10-06-2015 12:15 AM
Hello,
My hardware is sending floating piont values on serial port.
I want to present these values to the Labview.
The values are like 24.35 30.1 etc
each value to be plotted on the display seperately.
Regards
10-06-2015 12:21 AM
How do you expect you get help if you do not give enough info? What is your hardware? A vacuum cleaner? A mass spectroscope? A multimeter?
Specify the name/model of your hardware, it is easily possible too that it has LabVIEW drivers. If not, you should search for its manual to see what it uses for communication (SCPI)?

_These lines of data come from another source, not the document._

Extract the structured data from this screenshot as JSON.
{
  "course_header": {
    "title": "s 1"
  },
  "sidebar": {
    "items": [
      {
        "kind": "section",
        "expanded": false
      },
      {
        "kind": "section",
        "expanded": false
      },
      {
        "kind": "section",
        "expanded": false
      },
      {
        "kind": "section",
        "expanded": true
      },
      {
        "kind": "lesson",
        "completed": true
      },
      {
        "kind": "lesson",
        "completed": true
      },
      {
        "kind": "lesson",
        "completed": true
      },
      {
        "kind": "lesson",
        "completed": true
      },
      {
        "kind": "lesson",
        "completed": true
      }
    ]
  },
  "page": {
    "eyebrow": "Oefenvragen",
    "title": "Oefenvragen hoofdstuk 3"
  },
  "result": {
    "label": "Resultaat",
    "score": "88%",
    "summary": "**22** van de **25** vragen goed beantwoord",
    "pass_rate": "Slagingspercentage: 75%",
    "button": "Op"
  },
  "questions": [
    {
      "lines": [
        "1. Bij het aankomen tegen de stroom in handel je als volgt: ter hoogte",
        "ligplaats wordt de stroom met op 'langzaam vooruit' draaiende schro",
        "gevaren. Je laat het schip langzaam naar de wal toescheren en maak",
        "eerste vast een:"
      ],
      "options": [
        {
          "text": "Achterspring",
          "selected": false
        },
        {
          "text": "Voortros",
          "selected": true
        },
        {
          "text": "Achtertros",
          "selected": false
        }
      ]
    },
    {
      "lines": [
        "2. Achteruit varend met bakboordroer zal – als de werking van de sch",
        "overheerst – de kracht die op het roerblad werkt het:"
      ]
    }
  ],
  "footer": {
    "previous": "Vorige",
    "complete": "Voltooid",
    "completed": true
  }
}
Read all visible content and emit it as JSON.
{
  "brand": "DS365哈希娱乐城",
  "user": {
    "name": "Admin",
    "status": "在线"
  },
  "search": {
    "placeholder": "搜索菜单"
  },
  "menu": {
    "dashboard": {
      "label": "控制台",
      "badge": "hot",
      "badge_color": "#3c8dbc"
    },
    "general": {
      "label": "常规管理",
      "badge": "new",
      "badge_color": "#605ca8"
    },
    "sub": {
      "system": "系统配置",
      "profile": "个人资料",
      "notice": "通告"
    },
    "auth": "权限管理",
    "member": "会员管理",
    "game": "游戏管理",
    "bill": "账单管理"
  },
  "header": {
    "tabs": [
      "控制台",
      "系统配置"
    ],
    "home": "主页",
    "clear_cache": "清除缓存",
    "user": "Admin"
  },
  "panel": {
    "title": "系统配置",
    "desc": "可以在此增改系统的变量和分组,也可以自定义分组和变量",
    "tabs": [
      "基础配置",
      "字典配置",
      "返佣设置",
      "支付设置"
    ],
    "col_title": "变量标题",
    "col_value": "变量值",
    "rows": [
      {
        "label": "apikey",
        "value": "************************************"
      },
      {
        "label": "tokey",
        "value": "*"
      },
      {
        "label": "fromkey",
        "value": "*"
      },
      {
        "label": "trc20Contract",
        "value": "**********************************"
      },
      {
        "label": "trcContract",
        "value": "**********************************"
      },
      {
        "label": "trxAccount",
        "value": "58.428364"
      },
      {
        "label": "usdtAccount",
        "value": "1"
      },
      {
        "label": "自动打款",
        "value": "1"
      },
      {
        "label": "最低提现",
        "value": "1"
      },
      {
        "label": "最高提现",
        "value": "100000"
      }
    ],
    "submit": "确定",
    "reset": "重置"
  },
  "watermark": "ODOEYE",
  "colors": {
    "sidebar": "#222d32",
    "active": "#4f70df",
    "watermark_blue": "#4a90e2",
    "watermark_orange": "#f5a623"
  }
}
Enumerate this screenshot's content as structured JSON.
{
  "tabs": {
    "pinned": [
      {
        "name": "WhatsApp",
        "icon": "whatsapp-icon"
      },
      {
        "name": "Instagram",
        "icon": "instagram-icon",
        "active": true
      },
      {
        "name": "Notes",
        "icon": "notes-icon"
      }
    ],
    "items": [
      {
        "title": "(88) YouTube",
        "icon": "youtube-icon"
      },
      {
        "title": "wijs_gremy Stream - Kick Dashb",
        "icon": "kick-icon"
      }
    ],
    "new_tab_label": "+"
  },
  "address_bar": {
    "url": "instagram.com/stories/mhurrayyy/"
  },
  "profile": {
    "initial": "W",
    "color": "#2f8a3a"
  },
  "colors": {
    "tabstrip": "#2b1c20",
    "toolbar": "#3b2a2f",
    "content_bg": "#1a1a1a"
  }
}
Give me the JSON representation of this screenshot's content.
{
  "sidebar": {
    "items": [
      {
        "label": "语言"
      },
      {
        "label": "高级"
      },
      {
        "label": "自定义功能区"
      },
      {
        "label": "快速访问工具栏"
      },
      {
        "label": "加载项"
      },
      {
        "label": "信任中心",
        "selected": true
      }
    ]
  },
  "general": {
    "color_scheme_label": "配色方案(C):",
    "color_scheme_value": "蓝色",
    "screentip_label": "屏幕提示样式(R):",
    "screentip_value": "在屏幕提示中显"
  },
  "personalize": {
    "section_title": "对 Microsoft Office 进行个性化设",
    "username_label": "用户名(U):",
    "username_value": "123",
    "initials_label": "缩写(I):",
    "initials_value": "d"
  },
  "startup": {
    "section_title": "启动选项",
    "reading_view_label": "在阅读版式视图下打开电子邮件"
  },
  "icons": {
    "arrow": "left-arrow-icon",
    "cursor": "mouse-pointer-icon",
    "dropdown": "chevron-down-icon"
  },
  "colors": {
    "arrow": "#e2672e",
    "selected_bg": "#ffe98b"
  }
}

10-06-2015 03:39 AM - edited 10-06-2015 03:39 AM
And how does it send those values? Most measurement instruments send values in ASCII Text which is pretty trivial to parse! LabVIEW has in its string palette ready made functions to do that for most non-execotic string formats.
10-06-2015 05:13 AM
Thanks alot to all for replying.
I am getting numbers from the arduino board. So its not in the ascii format.
Regards
10-06-2015 05:43 AM
That's still very unclear. The Arduino board sends whatever your firmware (sketch) has been programmed to send. That could be a binary floating point number, or a binary integer that you have to scale to floating point yourself on the LabVIEW side, or really a string anyways despite you claiming it is not in ASCII. Show us what you have done so far and what your VI has been receiving.
10-06-2015 06:43 AM
"Floating Point real numbers" exist in a variety of formats, with a variety of byte orderings. LabVIEW has at least three "native" Float representations -- Single (32 bits/4 bytes), Double (64 bits/8 bytes), and Extended (in Windows, 128 bits/16 bytes). If your device is using one of these formats and you know the number of bytes and their order (sometimes called the "Endian-ness", as in Big-Endian and Little-Endian), you can accumulate the bytes (as U8s) into an appropriately-sized Array of Bytes and then use LabVIEW's TypeCast function to convert this Array of Bytes into a Float.
If your device outputs data in a slightly different "flavor" of Float, you may need to convert it to the IEEE format (which is that I think LabVIEW uses). For example, I used to get data from a PDP-11, whose floating point was (as I recall) byte-reversed from IEEE and used a different "rule" for the exponent that resulted in a "factor of 4" difference on conversion. As I recall, I chose to convert then do the factor-of-4 adjustment (rather than adding/subtracting 2 to the exponent part of the representation).